Response to “Public Needs More Information” on SH 105
Editorial by Duane Gordy
This toll project is being developed exclusively by private dollars. Since the project is being developed with no support by any public agency, some financial data will be retained by the developer. If the state or local government, however, decides to provide any commitment to the financial part of the project, then all financial information will be supplied.
In addition, part of the predevelopment process is to determine the capacity of the project to operate and be sustained. This project is not at that stage of development. First, what needs to be determined is if the state or local government agencies have any plans to develop a competing project, and, secondly, to determine if the use of a revenue based model is acceptable to the region?
A map will be available for review, however, the alignments will need to be evaluated on construction expense, public impacts, environmental impacts, social impacts, and connectivity prior to being provided for review. At this point in the development, the best alignment has not yet been identified but would be available for public comment during the development of an environmental document which is already required by law.
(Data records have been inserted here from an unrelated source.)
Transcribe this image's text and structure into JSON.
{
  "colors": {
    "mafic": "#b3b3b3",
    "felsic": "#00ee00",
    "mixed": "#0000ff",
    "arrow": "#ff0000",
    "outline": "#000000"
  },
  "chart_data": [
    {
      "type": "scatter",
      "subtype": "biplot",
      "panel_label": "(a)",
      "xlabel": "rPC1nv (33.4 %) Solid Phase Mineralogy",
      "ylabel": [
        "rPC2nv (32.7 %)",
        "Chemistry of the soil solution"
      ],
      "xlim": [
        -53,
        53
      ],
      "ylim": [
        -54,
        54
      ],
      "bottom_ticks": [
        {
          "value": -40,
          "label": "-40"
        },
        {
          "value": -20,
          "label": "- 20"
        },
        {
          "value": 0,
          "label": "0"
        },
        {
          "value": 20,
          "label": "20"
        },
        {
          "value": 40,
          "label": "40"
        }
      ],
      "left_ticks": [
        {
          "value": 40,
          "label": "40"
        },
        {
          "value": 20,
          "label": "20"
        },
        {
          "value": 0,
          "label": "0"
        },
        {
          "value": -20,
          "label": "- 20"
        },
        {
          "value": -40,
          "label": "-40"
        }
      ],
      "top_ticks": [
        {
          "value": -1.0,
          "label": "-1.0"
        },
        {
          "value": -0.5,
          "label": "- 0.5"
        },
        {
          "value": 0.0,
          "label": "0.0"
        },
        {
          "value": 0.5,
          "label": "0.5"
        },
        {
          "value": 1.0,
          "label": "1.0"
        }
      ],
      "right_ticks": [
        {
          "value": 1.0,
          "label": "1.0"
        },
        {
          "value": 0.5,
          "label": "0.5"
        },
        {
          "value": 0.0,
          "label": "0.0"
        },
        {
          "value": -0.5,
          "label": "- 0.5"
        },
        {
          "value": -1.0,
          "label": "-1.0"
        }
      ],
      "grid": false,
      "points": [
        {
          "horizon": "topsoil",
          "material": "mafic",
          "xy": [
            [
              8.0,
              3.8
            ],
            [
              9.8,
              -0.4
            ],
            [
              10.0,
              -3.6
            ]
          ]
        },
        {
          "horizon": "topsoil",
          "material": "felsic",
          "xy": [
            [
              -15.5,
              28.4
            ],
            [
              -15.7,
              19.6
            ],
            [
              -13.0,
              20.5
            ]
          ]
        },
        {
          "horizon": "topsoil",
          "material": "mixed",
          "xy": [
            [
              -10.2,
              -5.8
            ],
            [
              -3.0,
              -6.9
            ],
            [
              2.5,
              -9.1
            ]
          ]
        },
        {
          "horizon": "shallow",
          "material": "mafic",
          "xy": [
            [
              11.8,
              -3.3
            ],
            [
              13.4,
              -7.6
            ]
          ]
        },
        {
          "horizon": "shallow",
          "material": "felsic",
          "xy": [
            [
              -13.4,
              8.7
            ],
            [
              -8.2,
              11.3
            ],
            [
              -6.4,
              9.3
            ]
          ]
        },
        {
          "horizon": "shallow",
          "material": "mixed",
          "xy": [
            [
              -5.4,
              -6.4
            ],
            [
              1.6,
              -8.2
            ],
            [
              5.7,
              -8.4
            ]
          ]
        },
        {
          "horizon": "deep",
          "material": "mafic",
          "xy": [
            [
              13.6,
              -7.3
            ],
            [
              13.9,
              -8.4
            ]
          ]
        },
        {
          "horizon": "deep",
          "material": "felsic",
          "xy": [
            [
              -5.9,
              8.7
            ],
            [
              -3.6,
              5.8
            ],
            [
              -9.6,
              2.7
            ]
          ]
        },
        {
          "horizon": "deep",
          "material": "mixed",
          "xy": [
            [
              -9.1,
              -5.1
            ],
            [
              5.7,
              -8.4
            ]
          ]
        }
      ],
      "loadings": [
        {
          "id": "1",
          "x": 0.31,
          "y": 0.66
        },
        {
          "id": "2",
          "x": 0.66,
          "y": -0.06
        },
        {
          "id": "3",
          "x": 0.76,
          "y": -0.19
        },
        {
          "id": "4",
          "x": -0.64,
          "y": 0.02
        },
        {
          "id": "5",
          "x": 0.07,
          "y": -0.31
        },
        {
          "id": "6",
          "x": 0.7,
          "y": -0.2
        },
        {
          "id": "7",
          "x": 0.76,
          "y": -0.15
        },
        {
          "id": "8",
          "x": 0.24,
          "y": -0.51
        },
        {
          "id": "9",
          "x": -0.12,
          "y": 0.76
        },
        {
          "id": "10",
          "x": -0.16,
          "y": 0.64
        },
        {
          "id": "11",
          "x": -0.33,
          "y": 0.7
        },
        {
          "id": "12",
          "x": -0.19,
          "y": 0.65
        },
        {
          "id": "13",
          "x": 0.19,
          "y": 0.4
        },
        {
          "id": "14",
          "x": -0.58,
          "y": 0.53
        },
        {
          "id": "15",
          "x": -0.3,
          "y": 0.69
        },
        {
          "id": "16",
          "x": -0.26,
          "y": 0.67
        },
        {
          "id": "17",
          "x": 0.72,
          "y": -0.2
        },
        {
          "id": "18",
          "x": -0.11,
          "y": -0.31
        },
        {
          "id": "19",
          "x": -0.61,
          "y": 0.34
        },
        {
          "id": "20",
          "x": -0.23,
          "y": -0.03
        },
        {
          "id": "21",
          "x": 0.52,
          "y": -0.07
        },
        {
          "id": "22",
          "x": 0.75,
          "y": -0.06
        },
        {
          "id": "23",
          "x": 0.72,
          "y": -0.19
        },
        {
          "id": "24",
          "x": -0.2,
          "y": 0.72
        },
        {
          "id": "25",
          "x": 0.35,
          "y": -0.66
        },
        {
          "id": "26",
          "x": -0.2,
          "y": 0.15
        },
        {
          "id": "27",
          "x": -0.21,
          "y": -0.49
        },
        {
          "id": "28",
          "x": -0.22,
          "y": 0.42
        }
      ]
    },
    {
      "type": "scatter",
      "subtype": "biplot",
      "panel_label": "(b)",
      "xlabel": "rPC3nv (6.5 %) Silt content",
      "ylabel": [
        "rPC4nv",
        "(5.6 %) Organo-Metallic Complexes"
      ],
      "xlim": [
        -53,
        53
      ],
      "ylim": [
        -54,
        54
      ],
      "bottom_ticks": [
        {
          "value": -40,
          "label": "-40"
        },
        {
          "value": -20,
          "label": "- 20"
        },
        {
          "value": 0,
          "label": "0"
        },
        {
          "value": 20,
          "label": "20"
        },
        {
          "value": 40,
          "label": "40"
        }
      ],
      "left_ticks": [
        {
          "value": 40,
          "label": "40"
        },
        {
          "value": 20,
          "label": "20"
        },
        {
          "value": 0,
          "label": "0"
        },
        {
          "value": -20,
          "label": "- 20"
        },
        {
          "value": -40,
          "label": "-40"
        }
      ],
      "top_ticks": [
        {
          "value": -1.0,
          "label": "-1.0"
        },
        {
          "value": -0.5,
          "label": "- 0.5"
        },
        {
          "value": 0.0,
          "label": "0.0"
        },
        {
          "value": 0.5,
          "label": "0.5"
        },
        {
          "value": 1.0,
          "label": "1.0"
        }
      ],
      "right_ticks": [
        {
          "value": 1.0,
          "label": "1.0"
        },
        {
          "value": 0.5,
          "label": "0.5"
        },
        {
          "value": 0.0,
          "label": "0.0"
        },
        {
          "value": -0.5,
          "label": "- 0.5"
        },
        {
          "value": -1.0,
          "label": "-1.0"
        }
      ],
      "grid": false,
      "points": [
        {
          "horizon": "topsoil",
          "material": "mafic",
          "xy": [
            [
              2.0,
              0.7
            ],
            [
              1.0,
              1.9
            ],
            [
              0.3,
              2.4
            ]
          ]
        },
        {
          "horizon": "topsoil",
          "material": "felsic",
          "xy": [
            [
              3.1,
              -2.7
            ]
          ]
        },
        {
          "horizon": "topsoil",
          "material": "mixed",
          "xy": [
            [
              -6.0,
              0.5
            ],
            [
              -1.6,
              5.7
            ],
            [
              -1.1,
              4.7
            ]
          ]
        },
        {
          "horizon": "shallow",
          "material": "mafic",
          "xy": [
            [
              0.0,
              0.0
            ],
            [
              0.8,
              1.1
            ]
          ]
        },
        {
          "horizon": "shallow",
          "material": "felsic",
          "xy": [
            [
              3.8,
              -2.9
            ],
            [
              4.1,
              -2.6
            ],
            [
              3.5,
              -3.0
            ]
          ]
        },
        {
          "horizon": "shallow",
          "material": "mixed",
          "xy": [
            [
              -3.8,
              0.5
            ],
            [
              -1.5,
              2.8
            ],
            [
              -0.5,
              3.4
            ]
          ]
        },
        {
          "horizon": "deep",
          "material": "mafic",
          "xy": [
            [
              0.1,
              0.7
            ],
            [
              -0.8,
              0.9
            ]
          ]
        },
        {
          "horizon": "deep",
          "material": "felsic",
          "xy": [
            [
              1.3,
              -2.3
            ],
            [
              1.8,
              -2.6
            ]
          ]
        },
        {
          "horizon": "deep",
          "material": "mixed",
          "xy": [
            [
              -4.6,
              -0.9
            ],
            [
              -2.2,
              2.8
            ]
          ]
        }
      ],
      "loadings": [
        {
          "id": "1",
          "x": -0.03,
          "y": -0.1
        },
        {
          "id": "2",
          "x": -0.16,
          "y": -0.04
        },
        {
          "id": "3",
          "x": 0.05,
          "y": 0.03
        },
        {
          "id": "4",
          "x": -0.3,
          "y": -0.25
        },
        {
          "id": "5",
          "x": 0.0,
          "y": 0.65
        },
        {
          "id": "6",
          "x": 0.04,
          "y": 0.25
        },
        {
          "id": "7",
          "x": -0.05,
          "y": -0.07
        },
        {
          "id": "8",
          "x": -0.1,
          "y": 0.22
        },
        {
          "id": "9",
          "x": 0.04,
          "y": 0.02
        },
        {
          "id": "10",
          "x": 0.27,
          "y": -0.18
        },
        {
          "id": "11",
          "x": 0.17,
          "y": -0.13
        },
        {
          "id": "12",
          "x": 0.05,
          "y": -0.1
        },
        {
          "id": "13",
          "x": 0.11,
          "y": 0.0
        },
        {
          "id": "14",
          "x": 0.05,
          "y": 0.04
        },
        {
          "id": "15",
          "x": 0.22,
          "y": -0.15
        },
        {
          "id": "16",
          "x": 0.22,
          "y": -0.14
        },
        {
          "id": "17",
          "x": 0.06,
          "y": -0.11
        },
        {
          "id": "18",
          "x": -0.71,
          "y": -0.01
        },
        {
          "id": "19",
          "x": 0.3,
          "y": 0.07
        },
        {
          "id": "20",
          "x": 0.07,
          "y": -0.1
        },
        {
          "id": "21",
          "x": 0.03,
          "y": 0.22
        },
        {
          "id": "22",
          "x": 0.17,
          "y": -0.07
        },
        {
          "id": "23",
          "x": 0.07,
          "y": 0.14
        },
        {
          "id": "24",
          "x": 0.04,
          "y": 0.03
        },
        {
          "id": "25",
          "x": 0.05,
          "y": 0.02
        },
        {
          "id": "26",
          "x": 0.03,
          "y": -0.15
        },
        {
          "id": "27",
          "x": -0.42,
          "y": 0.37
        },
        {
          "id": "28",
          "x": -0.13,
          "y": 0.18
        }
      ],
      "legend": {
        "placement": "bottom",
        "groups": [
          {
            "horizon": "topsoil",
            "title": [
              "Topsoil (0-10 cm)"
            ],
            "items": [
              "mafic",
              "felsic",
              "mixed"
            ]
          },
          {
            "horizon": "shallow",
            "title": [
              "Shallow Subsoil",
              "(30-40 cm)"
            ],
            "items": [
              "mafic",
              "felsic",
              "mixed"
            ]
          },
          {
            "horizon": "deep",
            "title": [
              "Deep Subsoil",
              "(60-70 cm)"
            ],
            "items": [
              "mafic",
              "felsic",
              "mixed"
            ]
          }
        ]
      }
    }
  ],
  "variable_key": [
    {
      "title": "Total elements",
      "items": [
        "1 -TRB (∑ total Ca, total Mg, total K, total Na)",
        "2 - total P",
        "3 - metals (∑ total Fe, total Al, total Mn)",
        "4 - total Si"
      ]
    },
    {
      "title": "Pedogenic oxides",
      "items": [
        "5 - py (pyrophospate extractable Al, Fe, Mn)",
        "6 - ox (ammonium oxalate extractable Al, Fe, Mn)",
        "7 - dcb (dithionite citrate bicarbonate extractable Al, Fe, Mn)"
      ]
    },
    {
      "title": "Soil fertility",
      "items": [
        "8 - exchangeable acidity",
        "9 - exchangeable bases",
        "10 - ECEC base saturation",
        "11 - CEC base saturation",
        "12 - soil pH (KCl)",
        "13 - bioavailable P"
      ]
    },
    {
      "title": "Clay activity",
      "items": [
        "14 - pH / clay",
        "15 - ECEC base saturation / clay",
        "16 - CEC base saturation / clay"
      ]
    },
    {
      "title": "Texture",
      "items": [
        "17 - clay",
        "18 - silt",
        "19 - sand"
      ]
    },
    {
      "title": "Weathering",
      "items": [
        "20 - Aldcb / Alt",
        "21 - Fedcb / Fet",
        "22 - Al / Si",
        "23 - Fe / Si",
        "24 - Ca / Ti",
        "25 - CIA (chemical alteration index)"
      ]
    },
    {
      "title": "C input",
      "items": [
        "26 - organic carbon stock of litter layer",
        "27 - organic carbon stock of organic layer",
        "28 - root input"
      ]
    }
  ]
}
The interchanges to this process will be identified while working with local transportation planners for state and local governments. This toll, however, is using private capital which requires the identification of the revenue models that are available be identified prior to expense being generated on any specific design component.
In response to a Comprehensive Development Agreement, the Department of Transportation enters into a CDA once the financial components of a project have been identified. This process is referred to as a risk analysis. There will first be a Memorandum of Understanding that assigns roles and responsibilities. Then comes the process of developing a financial model and early stage project specifics will begin. This does not commit local government to accepting a project, but it does allow for the introduction of private capital to begin a process that is designed to service a need that current transportation funding will not.
For any process to begin on a potential transportation facility, it must be on the Transportation Improvement Plan. This is based on a Federal requirement that all major transportation be evaluated for its impact on air quality. Although it provides a platform for public comments, the process was designed to allow the general public to be a part of the decisions when it pertains to the expenditures of the state and local government to specific projects that are to be developed. This would not hold true in this project since the funding is private and not public dollars.
Also in response to the federal highway aid, this project would not be subject to that system or funding. It may become a part of the system, but I would expect that inclusion to be for emergency management and government oversight reasons only. In regards to the guarantee of no taxpayer exposure, there are examples around the state with distressed tollway projects that are local or state facilities. There are also examples of projects that have private capital included where the project is on the state system and the project is under financial strain, but the state has no exposure and derives income from the project during the financial strain. There are projects that have been built by state funds that are not producing funds needed to offset the costs.
This project is not under any of those scenarios and, if a default were to occur, it would be at the exposure of the debt issuer to keep the project alive, not the taxpayer. There has been a great deal of work in getting this separation at the legislative level to protect taxpayers and provide that covering to existing tax revenue. The best way to support – or not support – the project would be using it once it is built or choosing not to. Other than that, we suggest everyone stay involved in the process.